As well as breaking down racial barriers, Aldridge brought new stagecraft to the British stage. He attempted, with some success, to banish the prevailing highly stylized and exaggerated gestures and to introduce some realism in performance to the stage. In the acting style of the period, Angell as Tree/ Desdemona speaks not to Othello but to the audience; and her Desdemona shows absolutely no physical attraction to Othello. Tree is shocked – as is the entire company – when Aldridge/Othello actually places his hands on her throat while fiancée Charles Kean looks on, aghast. This kind of physicality was new and unacceptable. At the time, British parliament was hotly debating abolishing slavery in its colonies so race issues were very much in the news.
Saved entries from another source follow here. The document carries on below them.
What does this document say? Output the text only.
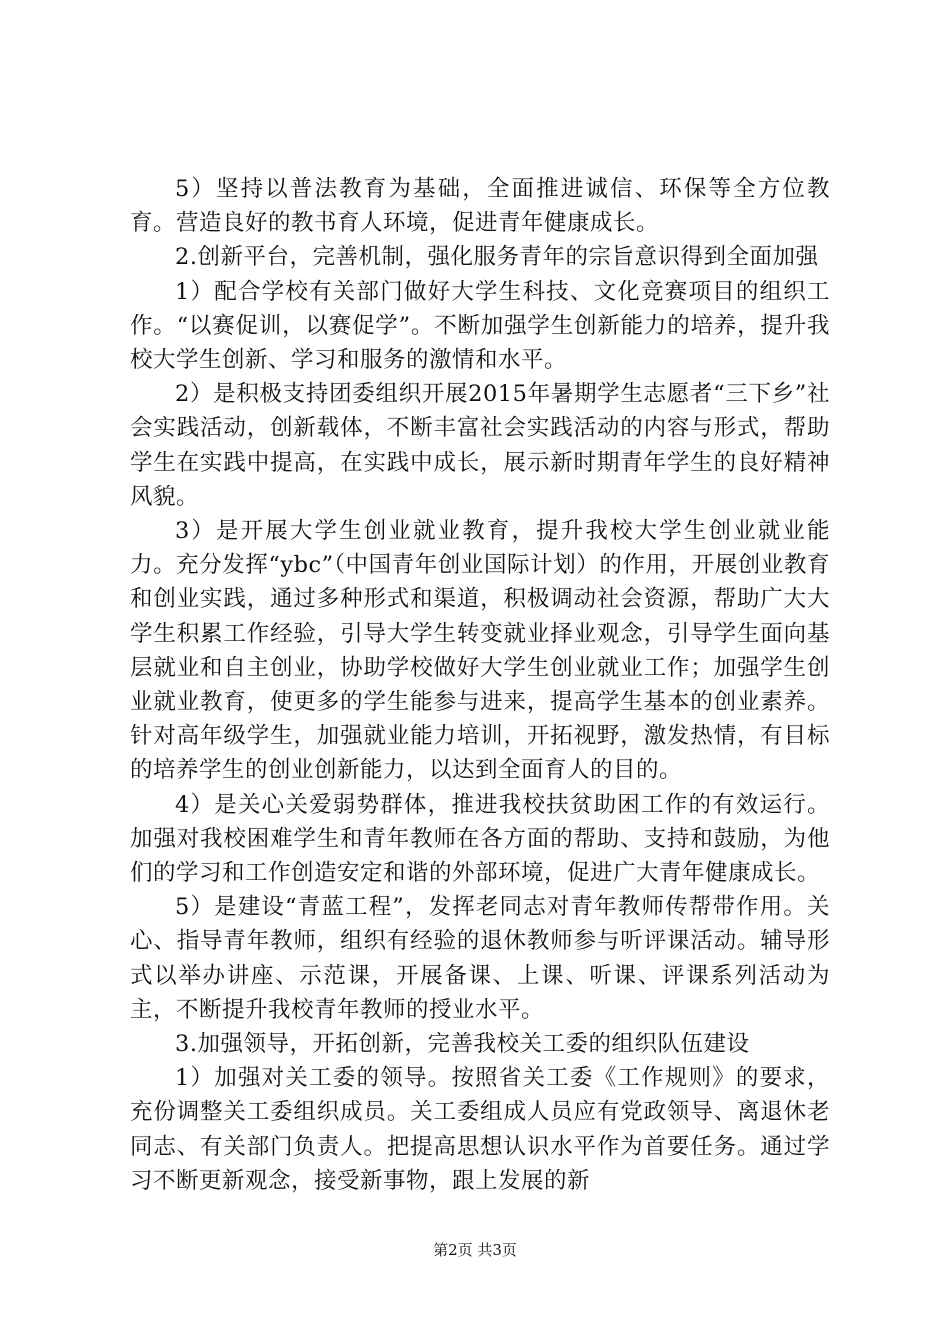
5）坚持以普法教育为基础，全面推进诚信、环保等全方位教育。营造良好的教书育人环境，促进青年健康成长。

2.创新平台，完善机制，强化服务青年的宗旨意识得到全面加强

1）配合学校有关部门做好大学生科技、文化竞赛项目的组织工作。“以赛促训，以赛促学”。不断加强学生创新能力的培养，提升我校大学生创新、学习和服务的激情和水平。

2）是积极支持团委组织开展2015年暑期学生志愿者“三下乡”社会实践活动，创新载体，不断丰富社会实践活动的内容与形式，帮助学生在实践中提高，在实践中成长，展示新时期青年学生的良好精神风貌。

3）是开展大学生创业就业教育，提升我校大学生创业就业能力。充分发挥“ybc”（中国青年创业国际计划）的作用，开展创业教育和创业实践，通过多种形式和渠道，积极调动社会资源，帮助广大大学生积累工作经验，引导大学生转变就业择业观念，引导学生面向基层就业和自主创业，协助学校做好大学生创业就业工作；加强学生创业就业教育，使更多的学生能参与进来，提高学生基本的创业素养。针对高年级学生，加强就业能力培训，开拓视野，激发热情，有目标的培养学生的创业创新能力，以达到全面育人的目的。

4）是关心关爱弱势群体，推进我校扶贫助困工作的有效运行。加强对我校困难学生和青年教师在各方面的帮助、支持和鼓励，为他们的学习和工作创造安定和谐的外部环境，促进广大青年健康成长。

5）是建设“青蓝工程”，发挥老同志对青年教师传帮带作用。关心、指导青年教师，组织有经验的退休教师参与听评课活动。辅导形式以举办讲座、示范课，开展备课、上课、听课、评课系列活动为主，不断提升我校青年教师的授业水平。

3.加强领导，开拓创新，完善我校关工委的组织队伍建设

1）加强对关工委的领导。按照省关工委《工作规则》的要求，充份调整关工委组织成员。关工委组成人员应有党政领导、离退休老同志、有关部门负责人。把提高思想认识水平作为首要任务。通过学习不断更新观念，接受新事物，跟上发展的新

第2页 共3页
Lindsey Angell and Quincy Armorer. Set design: Amir Ofek
Credit: Moonrider Productions

Everything in Red Velvet leads up to the 1833 London performance of Othello, which we see from behind a curtain looking out at the imagined audience, and later to the reviews the following morning. The critics are vicious, including this one from The Times: “Owing to the shape of his lips it is utterly impossible for him [Aldridge] to pronounce English in a manner to satisfy even the unfastidious ears of the gallery.”
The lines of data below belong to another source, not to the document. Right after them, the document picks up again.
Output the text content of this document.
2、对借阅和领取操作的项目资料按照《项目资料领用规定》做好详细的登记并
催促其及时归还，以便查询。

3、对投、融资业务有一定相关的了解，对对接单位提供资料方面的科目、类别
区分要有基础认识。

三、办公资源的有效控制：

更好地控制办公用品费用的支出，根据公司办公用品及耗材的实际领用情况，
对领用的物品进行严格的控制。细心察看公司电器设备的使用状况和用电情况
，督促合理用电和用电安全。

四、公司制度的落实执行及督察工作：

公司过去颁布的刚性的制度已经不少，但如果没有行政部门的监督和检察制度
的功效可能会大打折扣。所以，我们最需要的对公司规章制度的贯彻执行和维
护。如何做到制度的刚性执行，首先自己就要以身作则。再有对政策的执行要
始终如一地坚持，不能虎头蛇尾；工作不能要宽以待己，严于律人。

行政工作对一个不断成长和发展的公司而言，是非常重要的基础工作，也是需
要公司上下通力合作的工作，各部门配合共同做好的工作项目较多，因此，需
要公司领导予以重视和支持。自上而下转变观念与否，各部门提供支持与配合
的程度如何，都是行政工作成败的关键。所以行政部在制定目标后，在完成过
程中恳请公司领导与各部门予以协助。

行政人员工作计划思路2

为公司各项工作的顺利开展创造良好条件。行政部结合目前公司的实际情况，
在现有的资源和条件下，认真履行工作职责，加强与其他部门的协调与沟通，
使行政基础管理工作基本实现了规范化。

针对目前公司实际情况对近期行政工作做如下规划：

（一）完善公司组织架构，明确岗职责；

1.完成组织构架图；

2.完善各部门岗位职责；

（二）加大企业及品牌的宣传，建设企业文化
Following the media uproar, the show temporarily closed, reopening only when Edmund Kean was sufficiently well enough to continue the run.

Once again, the playwright takes us to 1867 and Aldridge’s Lodz theatre dressing room;  now a huge success across Europe, he prepares to play King Lear.

Quincy Armorer as Aldridge is the fire that ignites this production of Red Velvet, directed by Omari Newton. Just as Aldridge did, Armorer brings passion and excitement to this otherwise sedate production. His interactions with Angell are dynamic and show the undercurrents of sexuality that we have come to expect in Shakespeare’s Othello. Angell’s elegant, almost ephemeral Desdemona begins to melt under this Othello’s fervour and their scenes together breathe life into this Arts Club production.

Sebastien Archibald is appropriately priggish and nasty as Charles Kean; and Anthony F. Ingram waffles nicely  back and forth as Bernard Warde. Degenstein triples as the Polish journalist, company member Betty Lovell and Aldridge’s wife Margaret. Completing the cast is Nathan Kay as a somewhat younger, more liberal-minded member of the company, and Kyla Ward as black servant Connie.

Anthony F. Ingram, Lindsey Angell, Tess Degenstein and Kyla Ward. Costumes by CS Fergusson-Vaux
Credit: Moonrider Productions

Amir Ofek’s set design,  evocatively lit by Jonathan Kim, is minimal and gorgeous with a handsome proscenium stage, fabulous period settees and faux gas lanterns placed across the apron. Beautiful period costumes – rivalling anything at the Oscar’s – are by CS Fergusson-Vaux.

In a program note for a 2014 production, Chakrabarti admits: “After years of intent study, I realised his [Aldridge’s] life was too sprawling for me to narrow it down into a single, engaging, dramatic tale” and, indeed, Red Velvet is intermittently engaging. It’s slow to get going but the final image is sharply ironic: Armorer, as Aldridge, applies white face, white beard and white bushy brows and places the crown of King Lear on his head. It’s a strange kind of full circle.